A term “isocyanate compound” as sued herein refers to a compound having one or more isocyanate (e.g., —N═C═O) groups, preferably, two or more isocyanate groups. In certain embodiments, the isocyanate compound may have two or more terminal isocyanate group so is represented as O═C═N—R—N═C═O (wherein R is a hydrocarbon, e.g., alkyl, cycloalkyl, or aryl), which is reactive to epoxide and/or polyol.
A term “chain extender” as used herein refers to a compound containing one or more reacting groups (e.g., terminal hydroxyl or amine group) that can preferably react with isocyanate groups. In certain embodiments, the chain extender includes diols or diamines (e.g., low molecular weight diols or diamines) that react with isocyanate, e.g., diisocyanates, to build polyurethane polymers and increase the block length.
The polyether carbonate polyol includes a copolymer obtained from polymerizing a polyether polyol, propylene oxide, and carbon dioxide, and may be represented by [Chemical Formula 1] below.
The polyether carbonate polyol may have a carbonate content of about 5% by weight to 15% by weight based on the total weight of the polyether carbonate polyol.
The polyether carbonate polyol may have a hydroxyl value of about 40 mg KOH/g to 80 mg KOH/g and a weight average molecular weight (Mw) of about 1,500 g/mol to 2,500 g/mol.
The isocyanate compound may include one or more selected from the group consisting of diphenylmethane diisocyanate (MDI), toluene diisocyanate (TDI), hexamethylene diisocyanate (HDI), dicyclohexylmethane diisocyanate (H12MI), and isophorone diisocyanate (IPDI).
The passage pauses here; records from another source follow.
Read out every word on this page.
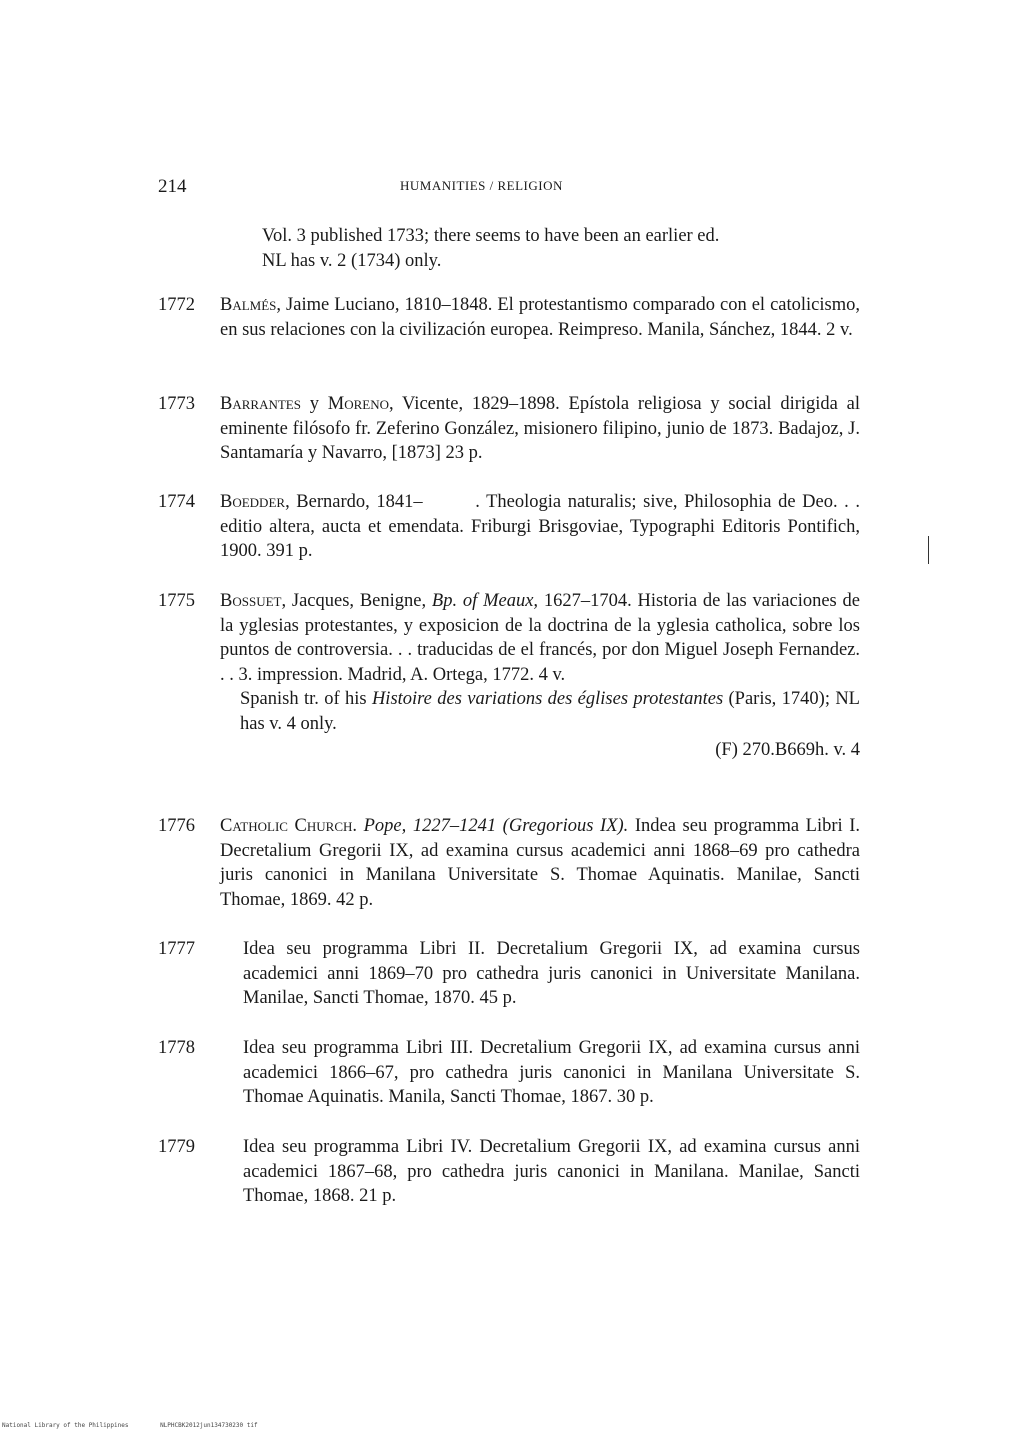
214	HUMANITIES / RELIGION
Vol. 3 published 1733; there seems to have been an earlier ed.
NL has v. 2 (1734) only.
1772 Balmés, Jaime Luciano, 1810–1848. El protestantismo comparado con el catolicismo, en sus relaciones con la civilización europea. Reimpreso. Manila, Sánchez, 1844. 2 v.
1773 Barrantes y Moreno, Vicente, 1829–1898. Epístola religiosa y social dirigida al eminente filósofo fr. Zeferino González, misionero filipino, junio de 1873. Badajoz, J. Santamaría y Navarro, [1873] 23 p.
1774 Boedder, Bernardo, 1841–        . Theologia naturalis; sive, Philosophia de Deo. . . editio altera, aucta et emendata. Friburgi Brisgoviae, Typographi Editoris Pontifich, 1900. 391 p.
1775 Bossuet, Jacques, Benigne, Bp. of Meaux, 1627–1704. Historia de las variaciones de la yglesias protestantes, y exposicion de la doctrina de la yglesia catholica, sobre los puntos de controversia. . . traducidas de el francés, por don Miguel Joseph Fernandez. . . 3. impression. Madrid, A. Ortega, 1772. 4 v.
Spanish tr. of his Histoire des variations des églises protestantes (Paris, 1740); NL has v. 4 only.
(F) 270.B669h. v. 4
1776 Catholic Church. Pope, 1227–1241 (Gregorious IX). Indea seu programma Libri I. Decretalium Gregorii IX, ad examina cursus academici anni 1868–69 pro cathedra juris canonici in Manilana Universitate S. Thomae Aquinatis. Manilae, Sancti Thomae, 1869. 42 p.
1777	Idea seu programma Libri II. Decretalium Gregorii IX, ad examina cursus academici anni 1869–70 pro cathedra juris canonici in Universitate Manilana. Manilae, Sancti Thomae, 1870. 45 p.
1778	Idea seu programma Libri III. Decretalium Gregorii IX, ad examina cursus anni academici 1866–67, pro cathedra juris canonici in Manilana Universitate S. Thomae Aquinatis. Manila, Sancti Thomae, 1867. 30 p.
1779	Idea seu programma Libri IV. Decretalium Gregorii IX, ad examina cursus anni academici 1867–68, pro cathedra juris canonici in Manilana. Manilae, Sancti Thomae, 1868. 21 p.
National Library of the Philippines	NLPHCBK2012jun134730230 tif
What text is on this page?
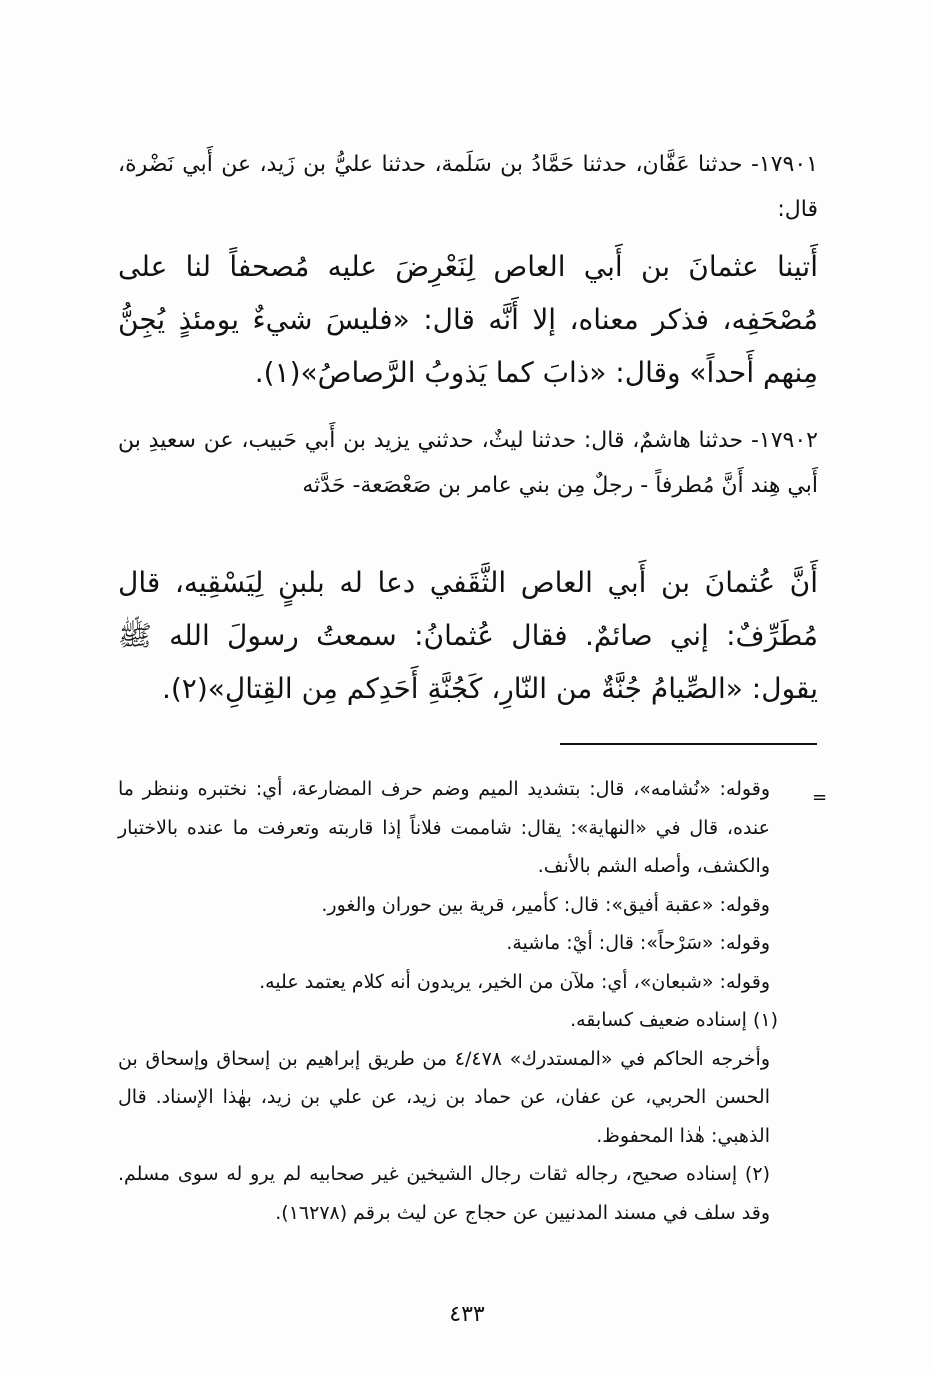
١٧٩٠١- حدثنا عَفَّان، حدثنا حَمَّادُ بن سَلَمة، حدثنا عليُّ بن زَيد، عن أَبي نَضْرة، قال:
أَتينا عثمانَ بن أَبي العاص لِنَعْرِضَ عليه مُصحفاً لنا على مُصْحَفِه، فذكر معناه، إلا أَنَّه قال: «فليسَ شيءٌ يومئذٍ يُجِنُّ مِنهم أَحداً» وقال: «ذابَ كما يَذوبُ الرَّصاصُ»(١).
١٧٩٠٢- حدثنا هاشمٌ، قال: حدثنا ليثٌ، حدثني يزيد بن أَبي حَبيب، عن سعيدِ بن أَبي هِند أَنَّ مُطرفاً - رجلٌ مِن بني عامر بن صَعْصَعة- حَدَّثه
أَنَّ عُثمانَ بن أَبي العاص الثَّقَفي دعا له بلبنٍ لِيَسْقِيه، قال مُطَرِّفٌ: إني صائمٌ. فقال عُثمانُ: سمعتُ رسولَ الله ﷺ يقول: «الصِّيامُ جُنَّةٌ من النّارِ، كَجُنَّةِ أَحَدِكم مِن القِتالِ»(٢).
=

وقوله: «نُشامه»، قال: بتشديد الميم وضم حرف المضارعة، أي: نختبره وننظر ما عنده، قال في «النهاية»: يقال: شاممت فلاناً إذا قاربته وتعرفت ما عنده بالاختبار والكشف، وأصله الشم بالأنف.

وقوله: «عقبة أفيق»: قال: كأمير، قرية بين حوران والغور.

وقوله: «سَرْحاً»: قال: أيْ: ماشية.

وقوله: «شبعان»، أي: ملآن من الخير، يريدون أنه كلام يعتمد عليه.

(١) إسناده ضعيف كسابقه.

وأخرجه الحاكم في «المستدرك» ٤/٤٧٨ من طريق إبراهيم بن إسحاق وإسحاق بن الحسن الحربي، عن عفان، عن حماد بن زيد، عن علي بن زيد، بهٰذا الإسناد. قال الذهبي: هٰذا المحفوظ.

(٢) إسناده صحيح، رجاله ثقات رجال الشيخين غير صحابيه لم يرو له سوى مسلم. وقد سلف في مسند المدنيين عن حجاج عن ليث برقم (١٦٢٧٨).

٤٣٣
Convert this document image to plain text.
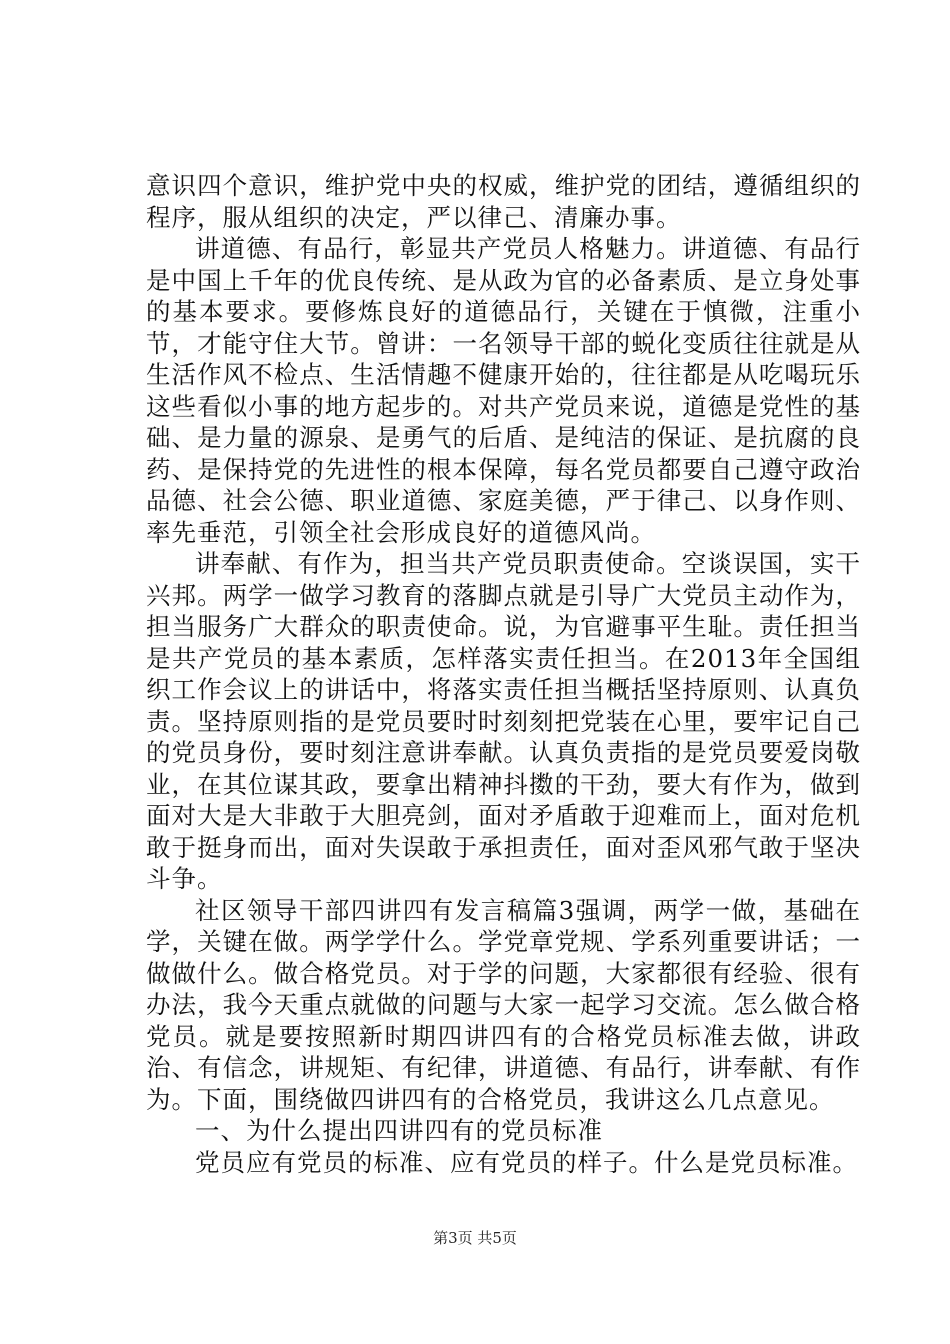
意识四个意识，维护党中央的权威，维护党的团结，遵循组织的程序，服从组织的决定，严以律己、清廉办事。

讲道德、有品行，彰显共产党员人格魅力。讲道德、有品行是中国上千年的优良传统、是从政为官的必备素质、是立身处事的基本要求。要修炼良好的道德品行，关键在于慎微，注重小节，才能守住大节。曾讲：一名领导干部的蜕化变质往往就是从生活作风不检点、生活情趣不健康开始的，往往都是从吃喝玩乐这些看似小事的地方起步的。对共产党员来说，道德是党性的基础、是力量的源泉、是勇气的后盾、是纯洁的保证、是抗腐的良药、是保持党的先进性的根本保障，每名党员都要自己遵守政治品德、社会公德、职业道德、家庭美德，严于律己、以身作则、率先垂范，引领全社会形成良好的道德风尚。

讲奉献、有作为，担当共产党员职责使命。空谈误国，实干兴邦。两学一做学习教育的落脚点就是引导广大党员主动作为，担当服务广大群众的职责使命。说，为官避事平生耻。责任担当是共产党员的基本素质，怎样落实责任担当。在2013年全国组织工作会议上的讲话中，将落实责任担当概括坚持原则、认真负责。坚持原则指的是党员要时时刻刻把党装在心里，要牢记自己的党员身份，要时刻注意讲奉献。认真负责指的是党员要爱岗敬业，在其位谋其政，要拿出精神抖擞的干劲，要大有作为，做到面对大是大非敢于大胆亮剑，面对矛盾敢于迎难而上，面对危机敢于挺身而出，面对失误敢于承担责任，面对歪风邪气敢于坚决斗争。

社区领导干部四讲四有发言稿篇3强调，两学一做，基础在学，关键在做。两学学什么。学党章党规、学系列重要讲话；一做做什么。做合格党员。对于学的问题，大家都很有经验、很有办法，我今天重点就做的问题与大家一起学习交流。怎么做合格党员。就是要按照新时期四讲四有的合格党员标准去做，讲政治、有信念，讲规矩、有纪律，讲道德、有品行，讲奉献、有作为。下面，围绕做四讲四有的合格党员，我讲这么几点意见。

一、为什么提出四讲四有的党员标准

党员应有党员的标准、应有党员的样子。什么是党员标准。

第3页 共5页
The isocyanate compound may have a weight average molecular weight (Mw) of about 200 g/mol to 300 g/mol.
The polyether carbonate polyol and the isocyanate compound may be contained at a molar ratio of about 1:2 to 3.
The chain extender may include one or more selected from the group consisting of 1,4-butylene glycol, ethylene glycol, diethylene glycol, butane diol, hexane diol, trimethylolpropane, and polytetramethylene ether glycol.
The polyether carbonate polyol and the chain extender may be contained at a molar ratio of about 1:3.4 to 3.6.
The polyether carbonate polyol, the isocyanate, and the chain extender may be contained at a molar ratio of about 1:2 to 3:3.4 to 3.6.
The polyurethane elastomer composition may have a glass transition temperature (Tg) of about −20 to −30° C.
In an aspect, provided is a method for preparing a polyurethane elastomer composition may include the steps of preparing an admixture including a polyether carbonate polyol and an isocyanate compound, and reacting the admixture with a chain to obtain a product.
The reacting may be performed at a temperature of about 80 to 90° C.
Also provided is a vehicle part including the polyurethane adhesive composition as described herein. Further, provided is a vehicle including the vehicle part as described herein.
The polyurethane elastomer composition and the method for preparing the same according to various exemplary embodiments of the present disclosure can have excellent low-temperature properties by using a polyether carbonate polyol, an isocyanate compound, and a chain extender in appropriate amounts.
Further, the polyurethane elastomer composition and the method for preparing the same according to various exemplary embodiments of the present disclosure can reduce carbon dioxide by using a polyether carbonate polyol that can implement a carbon reduction effect compared to when using a petroleum-based polyether polyol.
Other aspects of the invention are disclosed infra.
The above objects, other objects, features and advantages of the present disclosure will be easily understood through the following preferred embodiments related to the accompanying drawings. However, the present disclosure is not limited to the embodiments described herein and may be embodied in other forms. Rather, the embodiments introduced herein are provided so that the disclosed content may become thorough and complete, and the spirit of the present disclosure may be sufficiently conveyed to those skilled in the art.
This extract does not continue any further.